The ISS is traveling at 17,150 mph with an orbital inclination of 51.6 degrees to the earth’s equator. The station circles the globe every 90 minutes. It orbits 250 miles above the Earth.
DRACONID METEOR SHOWER
This Draconid Meteor Shower peaks on the evening of Oct. 8. The Draconids get their name from the northern constellation of Draco the Dragon, from which they appear to radiate.
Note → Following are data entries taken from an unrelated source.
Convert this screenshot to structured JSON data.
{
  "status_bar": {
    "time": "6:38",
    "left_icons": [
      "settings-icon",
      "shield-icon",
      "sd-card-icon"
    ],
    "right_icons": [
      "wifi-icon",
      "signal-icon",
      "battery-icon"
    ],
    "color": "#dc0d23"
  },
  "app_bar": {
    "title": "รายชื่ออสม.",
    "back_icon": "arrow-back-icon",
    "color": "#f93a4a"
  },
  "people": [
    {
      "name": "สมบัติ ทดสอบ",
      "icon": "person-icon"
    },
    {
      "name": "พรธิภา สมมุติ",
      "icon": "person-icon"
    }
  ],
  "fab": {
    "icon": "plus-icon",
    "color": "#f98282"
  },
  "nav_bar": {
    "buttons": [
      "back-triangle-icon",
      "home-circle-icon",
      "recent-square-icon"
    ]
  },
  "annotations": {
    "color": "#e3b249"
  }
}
This shower is caused by Earth passing through debris shed by a periodic, 1.2-mile-wide comet called 21P/Giacobini–Zinner. It last survived yet another trip around the sun in 2018 and is expected to make a return trip in 2024.
FULL HUNTER’S MOON
October has a Hunter’s Moon. It gets its name from Native Americans for this time of year when people would hunt to build up stores for winter. With the start of frost season, it’s also called the Freezing Moon and the Ice Moon.
This month’s full moon will be at its largest Oct. 9 at 3:54 p.m. You can catch it for a few days before and after.
ORIONIDS METEOR SHOWER
The Orionids Meteor Shower, created by debris left behind by Halley’s Comet, will peak on the evenings of Oct. 20 and 21. Under ideal conditions, as many as 25 meteors are visible each hour, with your best views in the hours before sunrise on the 21st.
Most meteors can be viewed from any point in the evening sky.
A NEW MOON
At the end of the month, a New Moon will peak on Oct. 25 at 5:48 a.m. This event allows many stars to glow without moonlight disruption. If you have a telescope, this is also a great opportunity to view some of the fainter galaxies and other celestial objects in the nighttime sky.
For the best viewing, move away from urban lights.